Walmart hat im August 2023 den KI-Bot "My Assistant" eingeführt, der die Produktivität von etwa 50.000 Beschäftigten in den USA verbessern soll. Die weltgrößte Einzelhandelskette gehört damit zu den ersten Unternehmen außerhalb der ITK-Branche, die Generative AI (GenAI) in größerem Umfang einsetzen.
Eine treibende Kraft hinter My Assistant ist Ben Peterson, Leiter von Walmarts "People Product Organization". Peterson war zuvor jahrzehntelang bei einem globalen Beratungsunternehmen beschäftigt, wo er Einzelhandelskunden und Konsumgüter-Hersteller im Produktmanagement beriet. Bei Walmart stürzte er sich direkt auf das Thema Employee Experience. Der Konzern beschäftigt rund 2,1 Millionen Menschen rund um den Globus.
Walmart will das Mitarbeitererlebnis neu gestalten
"Wir sind auf dem ehrgeizigen Weg, die Mitarbeitererfahrung neu zu gestalten, indem wir intuitive digitale Erlebnisse schaffen, die das Potenzial der Beschäftigten freisetzen", sagt Peterson.

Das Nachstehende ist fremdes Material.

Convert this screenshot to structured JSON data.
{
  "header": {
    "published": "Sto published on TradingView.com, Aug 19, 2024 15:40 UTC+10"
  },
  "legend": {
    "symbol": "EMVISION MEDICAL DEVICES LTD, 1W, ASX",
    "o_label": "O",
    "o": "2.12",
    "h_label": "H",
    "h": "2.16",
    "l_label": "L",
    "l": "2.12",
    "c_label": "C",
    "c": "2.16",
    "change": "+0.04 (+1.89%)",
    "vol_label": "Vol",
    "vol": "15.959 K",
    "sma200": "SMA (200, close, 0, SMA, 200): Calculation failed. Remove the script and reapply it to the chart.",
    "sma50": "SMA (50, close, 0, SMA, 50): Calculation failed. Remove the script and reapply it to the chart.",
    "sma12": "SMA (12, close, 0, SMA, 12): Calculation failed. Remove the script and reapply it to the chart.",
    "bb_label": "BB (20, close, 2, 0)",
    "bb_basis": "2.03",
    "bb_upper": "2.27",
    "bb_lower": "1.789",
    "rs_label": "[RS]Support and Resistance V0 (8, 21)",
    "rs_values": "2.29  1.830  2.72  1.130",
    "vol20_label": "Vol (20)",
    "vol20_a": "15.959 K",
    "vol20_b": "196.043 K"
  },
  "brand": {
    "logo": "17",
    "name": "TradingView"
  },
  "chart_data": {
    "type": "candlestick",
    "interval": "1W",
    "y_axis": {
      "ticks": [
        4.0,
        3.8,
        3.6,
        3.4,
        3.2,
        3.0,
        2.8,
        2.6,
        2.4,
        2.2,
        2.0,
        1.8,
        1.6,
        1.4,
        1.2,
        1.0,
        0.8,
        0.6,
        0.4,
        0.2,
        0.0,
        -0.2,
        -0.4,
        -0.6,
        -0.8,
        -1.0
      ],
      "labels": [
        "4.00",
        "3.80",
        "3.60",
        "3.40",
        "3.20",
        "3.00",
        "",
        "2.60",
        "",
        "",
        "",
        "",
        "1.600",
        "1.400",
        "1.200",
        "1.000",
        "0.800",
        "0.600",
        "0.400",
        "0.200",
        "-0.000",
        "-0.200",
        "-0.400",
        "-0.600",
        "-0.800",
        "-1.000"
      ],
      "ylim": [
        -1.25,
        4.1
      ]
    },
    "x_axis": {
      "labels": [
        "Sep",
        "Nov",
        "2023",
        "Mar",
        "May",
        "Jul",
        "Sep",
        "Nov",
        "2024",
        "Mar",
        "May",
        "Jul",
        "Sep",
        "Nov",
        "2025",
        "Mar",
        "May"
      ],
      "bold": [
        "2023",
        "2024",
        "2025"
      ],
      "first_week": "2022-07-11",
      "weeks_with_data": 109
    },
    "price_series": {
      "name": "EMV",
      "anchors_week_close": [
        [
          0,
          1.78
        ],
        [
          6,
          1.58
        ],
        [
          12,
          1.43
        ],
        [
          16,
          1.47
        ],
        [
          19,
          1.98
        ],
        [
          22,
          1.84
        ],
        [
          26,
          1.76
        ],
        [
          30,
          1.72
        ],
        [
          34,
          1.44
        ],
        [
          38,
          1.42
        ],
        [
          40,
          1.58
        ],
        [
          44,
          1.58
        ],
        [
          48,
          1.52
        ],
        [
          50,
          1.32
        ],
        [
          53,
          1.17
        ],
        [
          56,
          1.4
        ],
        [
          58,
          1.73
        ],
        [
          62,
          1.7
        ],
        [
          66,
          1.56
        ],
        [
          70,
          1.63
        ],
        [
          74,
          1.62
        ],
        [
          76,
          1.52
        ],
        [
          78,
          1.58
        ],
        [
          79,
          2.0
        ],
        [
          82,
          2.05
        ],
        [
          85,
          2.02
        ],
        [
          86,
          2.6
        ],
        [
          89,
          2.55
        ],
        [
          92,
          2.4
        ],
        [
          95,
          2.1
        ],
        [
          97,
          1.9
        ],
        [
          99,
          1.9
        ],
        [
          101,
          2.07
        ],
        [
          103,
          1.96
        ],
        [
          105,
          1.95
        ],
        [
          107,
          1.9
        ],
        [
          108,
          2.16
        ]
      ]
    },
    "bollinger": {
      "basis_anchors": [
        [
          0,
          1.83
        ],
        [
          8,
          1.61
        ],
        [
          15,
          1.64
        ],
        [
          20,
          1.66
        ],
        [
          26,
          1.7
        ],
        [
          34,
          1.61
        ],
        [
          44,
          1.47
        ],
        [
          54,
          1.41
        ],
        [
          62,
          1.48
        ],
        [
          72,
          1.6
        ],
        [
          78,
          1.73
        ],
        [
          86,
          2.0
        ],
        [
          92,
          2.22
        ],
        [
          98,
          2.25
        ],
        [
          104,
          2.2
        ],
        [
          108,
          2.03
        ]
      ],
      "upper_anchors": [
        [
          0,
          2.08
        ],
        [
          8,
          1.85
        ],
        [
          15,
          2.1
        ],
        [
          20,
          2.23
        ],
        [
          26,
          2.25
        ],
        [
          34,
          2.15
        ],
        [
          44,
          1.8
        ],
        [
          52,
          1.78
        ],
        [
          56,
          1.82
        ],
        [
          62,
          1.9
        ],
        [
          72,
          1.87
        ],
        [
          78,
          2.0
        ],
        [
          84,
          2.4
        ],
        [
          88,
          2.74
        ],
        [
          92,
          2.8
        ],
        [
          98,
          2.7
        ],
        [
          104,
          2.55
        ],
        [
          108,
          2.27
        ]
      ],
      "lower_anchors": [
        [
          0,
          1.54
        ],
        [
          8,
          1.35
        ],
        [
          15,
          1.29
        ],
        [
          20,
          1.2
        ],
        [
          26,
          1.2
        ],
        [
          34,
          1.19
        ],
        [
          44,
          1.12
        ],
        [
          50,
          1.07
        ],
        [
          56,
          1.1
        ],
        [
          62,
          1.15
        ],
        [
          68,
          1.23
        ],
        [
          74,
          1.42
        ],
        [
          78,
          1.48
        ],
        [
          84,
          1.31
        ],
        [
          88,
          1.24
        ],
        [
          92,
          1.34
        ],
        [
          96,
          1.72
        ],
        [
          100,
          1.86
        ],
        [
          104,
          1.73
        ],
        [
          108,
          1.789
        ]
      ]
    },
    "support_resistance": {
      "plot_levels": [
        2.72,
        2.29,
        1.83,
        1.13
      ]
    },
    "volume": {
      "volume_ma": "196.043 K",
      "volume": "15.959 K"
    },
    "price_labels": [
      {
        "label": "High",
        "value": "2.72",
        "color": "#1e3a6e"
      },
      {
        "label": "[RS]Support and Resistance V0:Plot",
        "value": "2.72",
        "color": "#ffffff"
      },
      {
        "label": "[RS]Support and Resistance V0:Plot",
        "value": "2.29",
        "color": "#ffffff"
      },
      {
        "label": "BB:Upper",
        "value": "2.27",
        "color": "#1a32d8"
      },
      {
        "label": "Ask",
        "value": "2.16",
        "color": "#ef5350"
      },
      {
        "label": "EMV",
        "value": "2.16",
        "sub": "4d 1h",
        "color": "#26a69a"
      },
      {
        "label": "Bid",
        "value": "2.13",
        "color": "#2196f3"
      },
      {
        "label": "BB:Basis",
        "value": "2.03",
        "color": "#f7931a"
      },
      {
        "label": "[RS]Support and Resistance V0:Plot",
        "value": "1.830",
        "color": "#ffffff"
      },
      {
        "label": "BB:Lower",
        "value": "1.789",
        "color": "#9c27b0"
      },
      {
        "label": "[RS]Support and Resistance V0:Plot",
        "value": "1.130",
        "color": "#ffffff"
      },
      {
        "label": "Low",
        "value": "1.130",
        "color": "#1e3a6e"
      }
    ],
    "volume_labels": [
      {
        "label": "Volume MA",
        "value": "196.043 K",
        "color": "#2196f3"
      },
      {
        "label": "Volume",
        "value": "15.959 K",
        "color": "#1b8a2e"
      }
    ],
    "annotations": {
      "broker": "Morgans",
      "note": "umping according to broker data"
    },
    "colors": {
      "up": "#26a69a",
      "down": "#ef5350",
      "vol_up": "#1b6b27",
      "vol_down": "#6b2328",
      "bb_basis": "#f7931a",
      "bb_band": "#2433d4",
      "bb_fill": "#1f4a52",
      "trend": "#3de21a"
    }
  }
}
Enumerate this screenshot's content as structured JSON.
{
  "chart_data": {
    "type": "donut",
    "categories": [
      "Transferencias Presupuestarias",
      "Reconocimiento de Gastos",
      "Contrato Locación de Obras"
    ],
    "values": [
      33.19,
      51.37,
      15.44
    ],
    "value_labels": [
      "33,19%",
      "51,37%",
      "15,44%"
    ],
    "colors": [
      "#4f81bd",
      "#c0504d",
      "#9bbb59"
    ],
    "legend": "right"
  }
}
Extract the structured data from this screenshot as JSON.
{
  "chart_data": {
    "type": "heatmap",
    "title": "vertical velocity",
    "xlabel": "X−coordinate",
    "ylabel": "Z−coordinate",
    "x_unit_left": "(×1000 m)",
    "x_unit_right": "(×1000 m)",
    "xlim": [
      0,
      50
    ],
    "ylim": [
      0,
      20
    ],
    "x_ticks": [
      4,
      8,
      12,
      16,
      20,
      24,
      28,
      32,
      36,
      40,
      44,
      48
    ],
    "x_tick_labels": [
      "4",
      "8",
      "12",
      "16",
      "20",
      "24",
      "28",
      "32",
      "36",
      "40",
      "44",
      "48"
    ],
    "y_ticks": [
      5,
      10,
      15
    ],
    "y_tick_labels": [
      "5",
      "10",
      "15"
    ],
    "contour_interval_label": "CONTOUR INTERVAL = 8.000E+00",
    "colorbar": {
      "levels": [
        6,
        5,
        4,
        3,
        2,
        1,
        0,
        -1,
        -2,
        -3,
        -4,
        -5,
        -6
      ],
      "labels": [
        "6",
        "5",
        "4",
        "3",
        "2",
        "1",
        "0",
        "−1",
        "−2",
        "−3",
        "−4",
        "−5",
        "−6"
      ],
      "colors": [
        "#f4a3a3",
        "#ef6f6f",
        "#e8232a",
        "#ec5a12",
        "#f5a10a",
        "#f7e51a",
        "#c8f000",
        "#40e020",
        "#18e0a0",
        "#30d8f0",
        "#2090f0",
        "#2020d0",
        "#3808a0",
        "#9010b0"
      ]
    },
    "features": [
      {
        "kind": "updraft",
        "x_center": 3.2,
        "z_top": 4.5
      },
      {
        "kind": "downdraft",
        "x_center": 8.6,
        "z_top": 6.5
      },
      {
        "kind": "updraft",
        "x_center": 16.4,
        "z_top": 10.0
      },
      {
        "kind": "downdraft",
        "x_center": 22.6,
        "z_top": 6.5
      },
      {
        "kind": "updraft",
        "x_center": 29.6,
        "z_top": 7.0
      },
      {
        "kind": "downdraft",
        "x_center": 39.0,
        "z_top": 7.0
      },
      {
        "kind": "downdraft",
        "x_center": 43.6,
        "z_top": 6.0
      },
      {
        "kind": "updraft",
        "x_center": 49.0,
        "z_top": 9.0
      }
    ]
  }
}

Er bezieht sich dabei auf die digitalen Systeme und Prozesse, die Walmart-Mitarbeiter in Bereichen wie Hiring und Onboarding, Lernen, Performance Management, Karriereentwicklung, Vergütung, Sozialleistungen und Gehaltsabrechnung nutzen.
"Wir wussten schon früh, dass wir bei generativer KI führend sein wollen", sagt Peterson und erzählt von den jüngsten Innovationen bei Walmart und wie es gelungen sei, das Versprechen von GenAI in größerem Umfang einzulösen. Im Konzern kursiere ein Satz aus dem medizinischen Umfeld, den jeder GenAI-Interessierte kenne: "KI wird den Radiologen nicht ersetzen, aber der Radiologe, der KI nutzt, wird denjenigen ersetzen, der es nicht tun."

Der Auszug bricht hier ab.